As coisas que fariam diferença na vida do Adolpho, um velho mecânico aposentado, foram negligenciadas na hora em que deviam ter sido reconhecidas e, agora, eram irresgatáveis.
Pensava no quanto os filhos podiam ter sido melhores se tivesse zelado mais durante o crescimento deles, mas elegera outras prioridades, e só agora tinha que admitir, foram equivocadas.

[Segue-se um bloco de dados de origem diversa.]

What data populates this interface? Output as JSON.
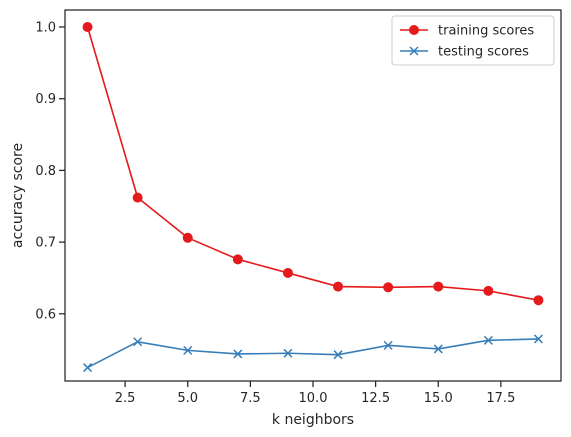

Às vezes, em madrugadas insones, pensava neles como carros que podiam ter sido concebidos de outra forma, e que ele só tinha se preocupado em asfaltar as estradas que, em algum momento do futuro, percorreriam. Acabava voltando a dormir, torturado pela consciência de que seus projetos nunca vingaram. Quando a mulher morreu, ele se livrou do sentimento de culpa que carregava havia uns 20 anos, de não ter-lhe contado nenhuma das suas angústias.
Por um tempo, imaginou que isso significaria poupá-la de um sofrimento inútil. Mais adiante, percebera que essa introspecção que o martirizava poderia ser diluída se compartilhada com alguém, mas justo aí ela tinha adoecido e, então, blindá-la do desagradável que não poderia mudar lhe parecera a escolha mais justa.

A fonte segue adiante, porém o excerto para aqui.